Alexey K. Savrasov (1830 -1897).
Oil on canvas.
From collection of the Tretyakov Gallery.

***Copyright TatyanaS
Alexey Savrasov was one of the most important -arguably the most important- of all the 19th century Russian landscape painters, considered the creator of the "lyrical landscape style". A trully emblematic work, "The Rooks Have Returned" (or "The Rooks Have Come Back") is Savrasov's most famous painting, a lovely elegy to the spring announced by the rooks return. The canvas shows Savrasov's love for the rural Russian landscape. (


  1. That is beautiful. I love old prints and have a small collection of vintage and one newer one.

  2. Just beautiful! such talent..

  3. Wonderful paintings, full of life and colour. Funnily enough I was watching Rooks build their nests yesterday.

  4. So beautiful! There's something about it - the shadows on the snow and the graceful branches, that reminds me of the painted laquer boxes I used to window-shop for in London (that were always very expensive!).

  5. It's hard to believe that this is a painting, it's beautiful and like a photograph.

  6. It is simply a breathtaking piece!

  7. Hi Tatyana- what a beautiful painting. Thank you for sharing. I see things like this and know I really must learn more about the world of art.

  8. Hi Tatyana~~ The setting is peaceful but the birds are busy--kind of a juxtaposing of ideas and emotions. Thank you for sharing this.

  9. Dear Tatyana,
    Thank you for sharing this painting.
    I had never seen any of this artist's work.
    I shall do some research.
    I love this wonderful materpiece.

  10. светланаMarch 19, 2009

    Это удивительно! Мы смотрим на мир через один и тот же эмоциональный портал... Я давеча смотрела из окна на 9 этаже офисного здания и прилаживала саврасовский образ к виду слева и виду справа... Грачей нет... А снега почернели, набухли и тают... И закаты стала необыкновенно розовыми...

  11. Love this Russian Painting as well... thank you for sharing new Garden Friend. Happy Planting - Bren

  12. I am so happy that you like this painting! For me, the most amazing is how a painting from long ago can awake such strong feelings in us, let us feel probably the same what Alexey Savrasov felt looking at that scene. There is a tragedy behined the artist name.
    The misfortunes in his personal life (early death of several children, financial problems, etc.), may be dissatisfaction with his artistic career were the reasons of his tragedy – he became an alcoholic.
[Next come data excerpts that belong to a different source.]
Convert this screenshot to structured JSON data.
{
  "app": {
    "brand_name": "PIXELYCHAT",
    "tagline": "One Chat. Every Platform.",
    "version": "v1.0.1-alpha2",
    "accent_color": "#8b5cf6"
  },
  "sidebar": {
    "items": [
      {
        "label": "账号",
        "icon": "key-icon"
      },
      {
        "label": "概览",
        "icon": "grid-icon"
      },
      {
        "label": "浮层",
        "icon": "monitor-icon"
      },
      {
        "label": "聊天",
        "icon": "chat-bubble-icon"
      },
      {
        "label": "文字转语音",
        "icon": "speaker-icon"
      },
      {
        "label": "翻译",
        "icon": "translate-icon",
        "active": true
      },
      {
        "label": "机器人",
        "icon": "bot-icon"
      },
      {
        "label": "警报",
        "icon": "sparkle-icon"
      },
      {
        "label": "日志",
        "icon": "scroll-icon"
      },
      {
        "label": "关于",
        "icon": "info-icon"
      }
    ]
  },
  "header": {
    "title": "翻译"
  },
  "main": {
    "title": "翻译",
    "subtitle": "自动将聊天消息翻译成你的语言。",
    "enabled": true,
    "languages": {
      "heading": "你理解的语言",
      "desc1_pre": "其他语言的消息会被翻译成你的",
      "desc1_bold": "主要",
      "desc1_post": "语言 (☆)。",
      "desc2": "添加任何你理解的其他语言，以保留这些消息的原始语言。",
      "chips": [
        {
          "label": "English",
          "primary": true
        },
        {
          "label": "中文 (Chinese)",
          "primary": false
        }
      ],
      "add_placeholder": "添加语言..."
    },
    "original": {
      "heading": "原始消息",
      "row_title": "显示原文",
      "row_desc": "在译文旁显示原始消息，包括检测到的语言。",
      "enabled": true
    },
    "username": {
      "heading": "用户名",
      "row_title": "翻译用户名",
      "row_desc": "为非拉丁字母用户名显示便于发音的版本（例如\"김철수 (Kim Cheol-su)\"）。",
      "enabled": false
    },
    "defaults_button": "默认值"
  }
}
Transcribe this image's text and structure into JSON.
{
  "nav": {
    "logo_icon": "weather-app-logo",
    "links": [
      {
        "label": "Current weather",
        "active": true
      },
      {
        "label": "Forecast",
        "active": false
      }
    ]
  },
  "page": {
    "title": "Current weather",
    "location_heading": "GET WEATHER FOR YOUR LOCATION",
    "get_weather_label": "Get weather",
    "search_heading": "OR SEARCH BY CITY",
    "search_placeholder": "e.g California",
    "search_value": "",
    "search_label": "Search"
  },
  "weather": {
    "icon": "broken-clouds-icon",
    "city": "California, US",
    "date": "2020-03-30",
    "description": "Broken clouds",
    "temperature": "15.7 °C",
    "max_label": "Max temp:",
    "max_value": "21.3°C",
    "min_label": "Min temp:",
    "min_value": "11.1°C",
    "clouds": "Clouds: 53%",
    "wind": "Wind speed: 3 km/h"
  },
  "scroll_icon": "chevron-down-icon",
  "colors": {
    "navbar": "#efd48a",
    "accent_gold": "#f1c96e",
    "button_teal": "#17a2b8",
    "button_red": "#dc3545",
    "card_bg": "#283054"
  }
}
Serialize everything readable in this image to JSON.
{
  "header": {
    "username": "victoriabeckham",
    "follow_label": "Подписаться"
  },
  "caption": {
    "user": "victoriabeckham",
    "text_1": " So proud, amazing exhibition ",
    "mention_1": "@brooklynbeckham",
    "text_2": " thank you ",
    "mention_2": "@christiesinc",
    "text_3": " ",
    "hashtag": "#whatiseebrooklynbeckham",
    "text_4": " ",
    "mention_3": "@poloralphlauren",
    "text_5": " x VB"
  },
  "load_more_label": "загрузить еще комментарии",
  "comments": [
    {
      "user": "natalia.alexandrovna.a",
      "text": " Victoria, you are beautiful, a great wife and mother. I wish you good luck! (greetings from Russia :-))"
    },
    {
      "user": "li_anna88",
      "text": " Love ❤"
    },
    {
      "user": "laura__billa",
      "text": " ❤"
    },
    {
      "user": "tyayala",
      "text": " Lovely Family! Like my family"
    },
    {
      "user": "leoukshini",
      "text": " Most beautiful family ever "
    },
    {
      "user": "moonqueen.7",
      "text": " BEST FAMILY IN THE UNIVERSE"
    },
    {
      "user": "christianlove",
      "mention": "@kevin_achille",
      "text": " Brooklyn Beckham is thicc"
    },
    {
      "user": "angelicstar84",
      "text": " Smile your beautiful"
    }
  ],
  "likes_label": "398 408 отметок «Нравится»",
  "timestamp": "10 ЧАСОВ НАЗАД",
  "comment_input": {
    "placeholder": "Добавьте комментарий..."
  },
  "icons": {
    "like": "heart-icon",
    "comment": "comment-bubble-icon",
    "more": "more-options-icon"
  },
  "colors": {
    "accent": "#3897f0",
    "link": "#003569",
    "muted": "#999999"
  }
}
All attempts of his relatives and friends to help him were in vain. The last years of his life Savrasov led the life of a pauper, wandering from shelter to shelter. Only the doorkeeper of the School of Painting and Pavel Tretyakov (the founder of the Tretyakov Gallery) were present at his funeral.

  13. What a beautiful picture!

  14. Thank you, Tatyana, for that picture! I didn;t know Savrasov's story -- how very sad! I saw the painting in the Tretyakov many years ago, and it has always seemed the essence of Russian spring to me. That special feeling as the cold begins to loosen its grip on the world, the icicles begin to drip, the earth to soften beneath the snow, and the rooks symbolize returning life. It's the time when you can hear the booms and crashes as the ice breaks up in the rivers, and the great slabs of ice begin their slow slide down to the sea; in the forests you can begin to find the spears of lily of the valley if you look very carefully, and Moscovites search for lilacs in the markets. I can smell it all!